Como médicos, le había dicho yo a mi amigo, dependemos, en un grado mucho mayor
que en el caso de las enfermedades no mentales, de lo que nos cuenta el
paciente. Pero ¿qué hacer cuando la lente a través de la cual se miran los
síntomas es, a menudo, sintomática en sí? La mente es opaca para sí misma, y
cuesta mucho descubrir la ubicación precisa de las zonas de opacidad. La
ciencia oftálmica describe un área situada detrás del bulbo ocular, el disco
óptico, por donde abandonan el ojo aproximadamente un millón de ganglios del
nervio óptico. Es exactamente allí donde se aglomeran las neuronas asociadas
con la visión, el punto donde la visión se apaga. Desde hacía tiempo, recuerdo
haberle explicado a mi amigo aquel día, pensaba que la mayor parte del trabajo
de los psiquiatras en particular, y de los profesionales de la salud mental en
general, era un punto ciego tan amplio que se había apoderado de todo el ojo.

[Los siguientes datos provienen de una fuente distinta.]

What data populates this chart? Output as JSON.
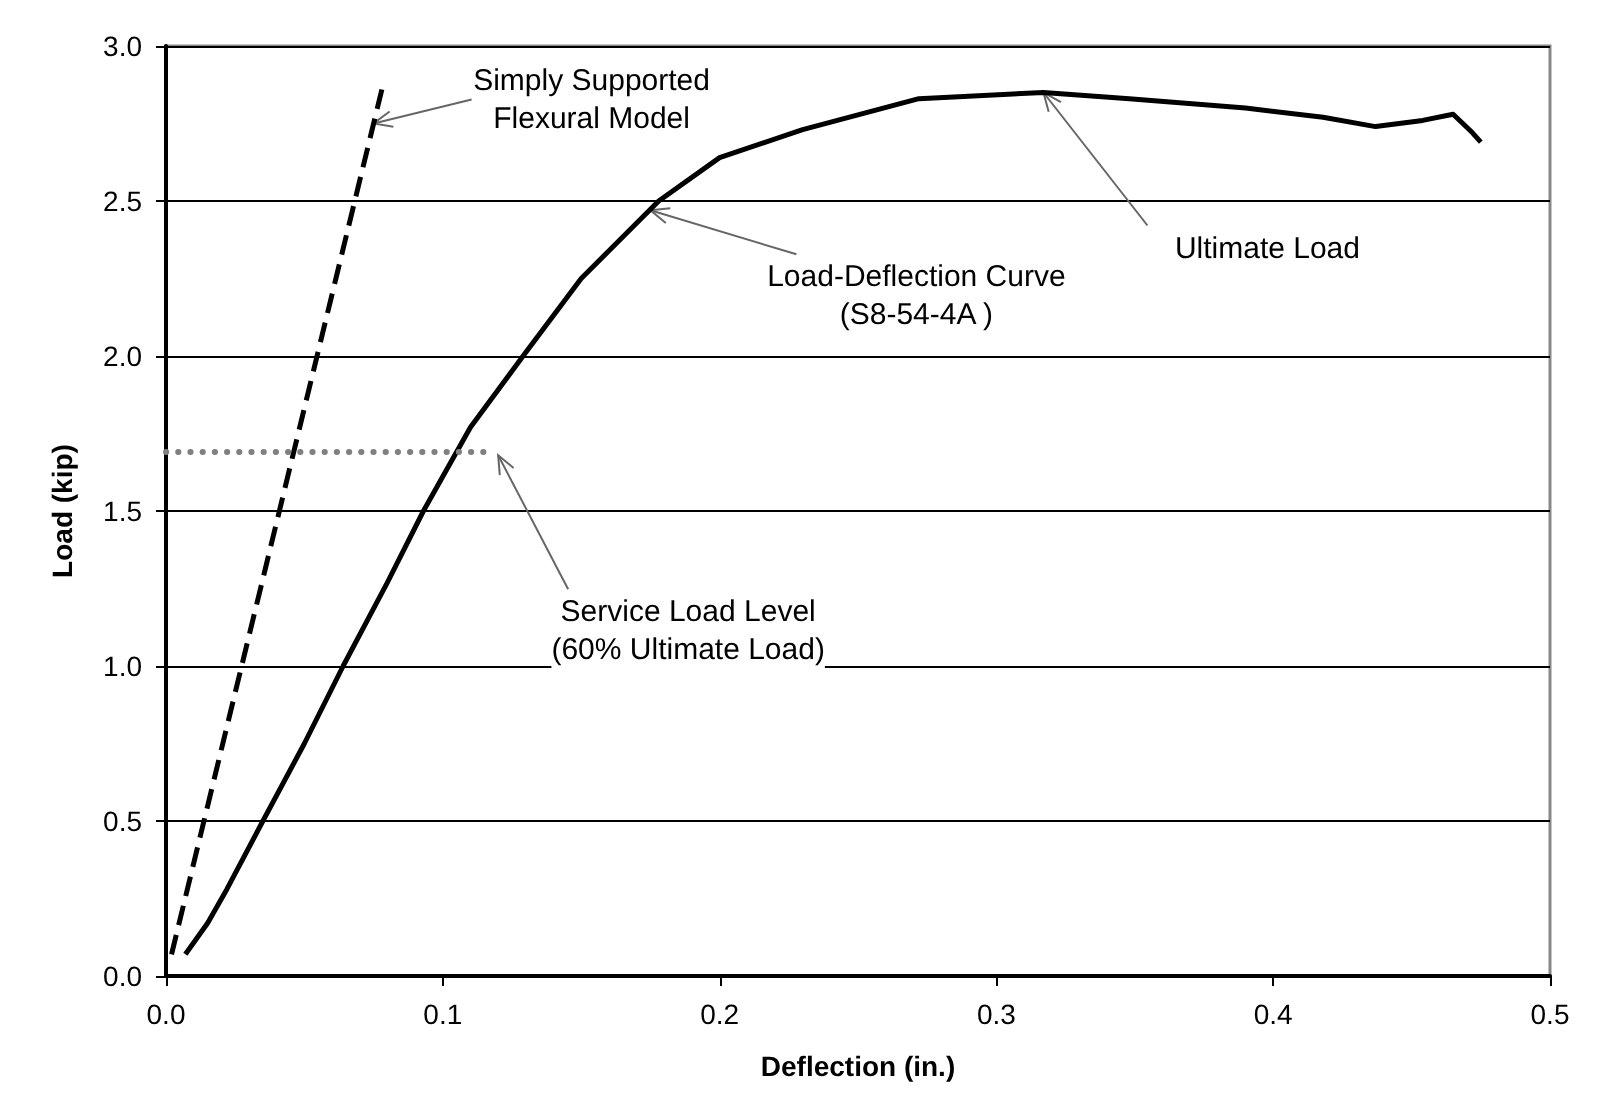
{
  "chart_data": {
    "type": "line",
    "xlabel": "Deflection (in.)",
    "ylabel": "Load (kip)",
    "xlim": [
      0,
      0.5
    ],
    "ylim": [
      0,
      3
    ],
    "xticks": [
      {
        "value": 0,
        "label": "0.0"
      },
      {
        "value": 0.1,
        "label": "0.1"
      },
      {
        "value": 0.2,
        "label": "0.2"
      },
      {
        "value": 0.3,
        "label": "0.3"
      },
      {
        "value": 0.4,
        "label": "0.4"
      },
      {
        "value": 0.5,
        "label": "0.5"
      }
    ],
    "yticks": [
      {
        "value": 0,
        "label": "0.0"
      },
      {
        "value": 0.5,
        "label": "0.5"
      },
      {
        "value": 1,
        "label": "1.0"
      },
      {
        "value": 1.5,
        "label": "1.5"
      },
      {
        "value": 2,
        "label": "2.0"
      },
      {
        "value": 2.5,
        "label": "2.5"
      },
      {
        "value": 3,
        "label": "3.0"
      }
    ],
    "grid": "y",
    "marker": "none",
    "series": [
      {
        "color": "#000000",
        "line_style": "solid",
        "x": [
          0.007,
          0.015,
          0.022,
          0.035,
          0.05,
          0.064,
          0.08,
          0.093,
          0.11,
          0.129,
          0.15,
          0.178,
          0.2,
          0.23,
          0.272,
          0.317,
          0.348,
          0.39,
          0.418,
          0.437,
          0.454,
          0.465,
          0.472,
          0.475
        ],
        "values": [
          0.07,
          0.17,
          0.28,
          0.5,
          0.75,
          1.0,
          1.27,
          1.5,
          1.77,
          2.0,
          2.25,
          2.5,
          2.64,
          2.73,
          2.83,
          2.85,
          2.83,
          2.8,
          2.77,
          2.74,
          2.76,
          2.78,
          2.72,
          2.69
        ]
      },
      {
        "color": "#000000",
        "line_style": "dashed",
        "x": [
          0.002,
          0.078
        ],
        "values": [
          0.07,
          2.86
        ]
      },
      {
        "color": "#808080",
        "line_style": "dotted",
        "x": [
          0,
          0.119
        ],
        "values": [
          1.69,
          1.69
        ]
      }
    ],
    "annotations": [
      {
        "text": "Simply Supported\nFlexural Model",
        "x": 0.075,
        "y": 2.75
      },
      {
        "text": "Load-Deflection Curve\n(S8-54-4A )",
        "x": 0.175,
        "y": 2.47
      },
      {
        "text": "Ultimate Load",
        "x": 0.317,
        "y": 2.85
      },
      {
        "text": "Service Load Level\n(60% Ultimate Load)",
        "x": 0.12,
        "y": 1.68
      }
    ]
  }
}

Lo que sabíamos, le había dicho, era mucho menos que lo que permanecía a
oscuras, y en esa enorme limitación estribaban el atractivo y las frustraciones
de la profesión.
Cada
persona debe, en alguna medida, tomarse como punto de calibración de la
normalidad, debe asumir que el espacio de su mente no le resulta totalmente
opaco. Tal vez sea esto lo que entendemos por cordura: cualesquiera que sean
las excentricidades que admite tener un individuo, él no es el malo de su
propia película. De hecho ocurre todo lo contrario: sólo hacemos de héroes, y
en el remolino de las historias ajenas, en la medida en que esas historias nos
conciernen, nunca estamos por debajo del heroísmo. ¿Quién, en la era de la
televisión, no se ha observado frente a un espejo e imaginado su vida como una
serie que acaso ya miran multitudes? ¿Quién, con estas consideraciones en
mente, no ha introducido en su vida diaria un elemento de actuación? Somos tan
capaces de hacer el bien como el mal, y la mayoría de las veces elegimos el
bien. Cuando no es así, no nos inquieta, como no le inquieta a nuestro público,
porque somos capaces de acoplarnos a nosotros mismos y porque con otras
decisiones nos hemos ganado su comprensión. Están dispuestos a creer lo mejor
de nosotros, y no les faltan razones. Desde mi punto de vista, si repaso mi
historia, aun sin atribuirme un sentido ético especialmente elevado, me
satisface haberme atenido al bien.
Pero
¿qué hay que entender entonces cuando en la versión de otro yo soy el malo?
Estoy muy familiarizado con las malas historias —mal concebidas o mal contadas—
porque se las oigo a menudo a mis pacientes. Conozco los cuentos de quienes
echan la culpa a los demás, de quienes son incapaces de ver que son ellos
mismos, no los otros, el hilo común de todas sus malas relaciones. Hay tics
característicos que revelan la falsedad esencial de relatos así. Pero lo que me
había dicho Moji aquella madrugada antes de que yo dejara la casa de John,
subiera al puente George Washington y caminara los pocos kilómetros hasta mi
casa, no tenía nada que ver con ese tipo de historias. Lo había dicho como si,
con todo su ser, estuviera segura de que era exacto.